Image

I progetti di Fondazione Sud per fermare la fuga di cervelli

di Tersa Munari - La Gazzetta del Sud
Gli articoli presenti nella sezione "Rassegna Stampa" sono stati selezioni e ripresi dai principali quotidiani nazionali, riviste e riviste specializzate per un aggiornamento costante sul dibattito in corso. Gli articoli, inoltre, sono riportati sul sito per la loro pertinenza con le attività/tematiche trattate dall'Associazione.


L'arroganza del crimine organizzato, la disoccupazione, il lavoro sommerso, il tasso intollerabile di clientelismo hanno minato nelle fondamenta la fiducia dei meridionali verso lo Stato. Ne è convinto il presidente della Camera Gianfranco Fini che nel suo intervento alla Camera, dove si celebravano le attività svolte dalla Fondazione per il sud, ha invocato un patto tra istituzioni e cittadini del Mezzogiorno. Fini, che al contrario di Sciascia si rifiuta di considerare il sud "irredimibile", e dunque immagina per la politica un ruolo di primo piano se solo vorrà riconoscere con i fatti le capacità che si annidano fra la gente del sud.

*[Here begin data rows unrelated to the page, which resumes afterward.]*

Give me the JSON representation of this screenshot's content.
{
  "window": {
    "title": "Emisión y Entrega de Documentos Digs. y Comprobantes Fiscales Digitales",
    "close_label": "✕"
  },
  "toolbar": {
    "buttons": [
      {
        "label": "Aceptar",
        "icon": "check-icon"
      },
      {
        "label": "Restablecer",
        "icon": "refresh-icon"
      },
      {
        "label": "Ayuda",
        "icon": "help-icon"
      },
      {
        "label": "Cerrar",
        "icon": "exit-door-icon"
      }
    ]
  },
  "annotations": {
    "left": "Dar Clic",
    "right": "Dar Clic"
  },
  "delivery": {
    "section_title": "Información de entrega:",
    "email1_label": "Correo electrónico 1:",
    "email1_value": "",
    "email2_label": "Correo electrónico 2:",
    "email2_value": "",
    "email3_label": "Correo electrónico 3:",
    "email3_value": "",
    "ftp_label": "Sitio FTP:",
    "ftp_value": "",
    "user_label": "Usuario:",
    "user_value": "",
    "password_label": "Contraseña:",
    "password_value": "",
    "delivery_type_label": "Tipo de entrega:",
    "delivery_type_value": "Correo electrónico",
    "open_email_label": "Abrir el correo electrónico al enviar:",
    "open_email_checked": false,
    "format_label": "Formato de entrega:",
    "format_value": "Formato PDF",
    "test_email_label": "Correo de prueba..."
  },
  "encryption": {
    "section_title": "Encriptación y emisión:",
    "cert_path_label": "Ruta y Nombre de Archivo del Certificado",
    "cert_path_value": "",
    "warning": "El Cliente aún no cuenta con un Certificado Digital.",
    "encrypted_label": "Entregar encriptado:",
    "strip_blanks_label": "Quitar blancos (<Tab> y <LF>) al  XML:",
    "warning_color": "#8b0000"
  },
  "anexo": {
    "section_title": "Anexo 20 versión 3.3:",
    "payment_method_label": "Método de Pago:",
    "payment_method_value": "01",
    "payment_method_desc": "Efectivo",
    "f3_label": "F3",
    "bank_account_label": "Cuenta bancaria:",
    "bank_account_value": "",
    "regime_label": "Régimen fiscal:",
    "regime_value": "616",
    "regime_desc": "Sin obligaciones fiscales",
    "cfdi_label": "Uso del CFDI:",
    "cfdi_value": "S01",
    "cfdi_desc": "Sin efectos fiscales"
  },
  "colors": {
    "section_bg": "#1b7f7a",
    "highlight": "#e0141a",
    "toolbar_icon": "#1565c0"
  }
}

"I limiti del Mezzogiorno non sono nella realtà, ma nella scarsa fiducia dell'uomo nelle proprie capacità", e cambiare si può se solo la classe politica smettesse di far crescere di bisogni, per poi candidarsi come unica chance in grado di fornire le risposte che la gente attende. Per Fini il ritardo del Mezzogiorno non è dovuto alla mancanza di risorse da spendere: "Se le montagne di danari che sono state stanziate per favorire la ripresa del Sud fossero state distribuite tra tutte le famiglie meridionali, oggi sarebbero più ricche di quelle del Liechtenstein. Ma al di là dell'amara battuta, si sappia che per superare il gap nord-sud non basta avere più euro, quanto frenare "la fuga dei cervelli" soprattutto se giovani ", e bisogna farlo presto prima che si disperda il patrimonio di una futura classe dirigente. Ed è proprio questo uno degli impegni assunti da ormai tre anni da Fondazione per il sud. A fare il punto ci ha pensato il presidente Carlo Borgomeo che ha ricordato i 40 mila destinatari giovani nelle sei regioni coinvolte fra le quali Calabria e Sicilia , i 110 progetti esemplari sostenuti, le 1000 organizzazioni interessate in tre anni di attività a fronte di 43 milioni di euro erogati per promuovere l'infrastrutturazione sociale del Mezzogiorno e potenziarne le tante "energie buone presenti".

"Chi conosce il Sud sa bene che il disagio è strutturale e anche fortemente diffuso - ha detto Borgomeo. - Ma tutti sappiamo che in questi territori ci sono presenze, esperienze, impegni straordinari, spesso al limite dell'eroismo, energie che non dobbiamo lasciare sole e che, soprattutto, dobbiamo essere capaci di mettere in rete".

Borgomeo ha poi introdotto il futuro: per il 2010 la Fondazione per il Sud ha già messo a disposizione circa 23 milioni di euro, di cui 2,1 a sostegno di sei progetti erogati a favore delle università del Mezzogiorno che hanno proposto iniziative esemplari per "drenare la fuga dei cervelli". Per potenziare l'offerta la Fondazione ha chiamato a raccolta le organizzazioni del volontariato e del terzo settore che operano al sud invitando tutti a qualificarsi con idee e proposte di intervento volte allo sviluppo del territorio nell'ottica di uno sviluppo locale "pluridimensionale", capace di integrare la dimensione economica con quella sociale.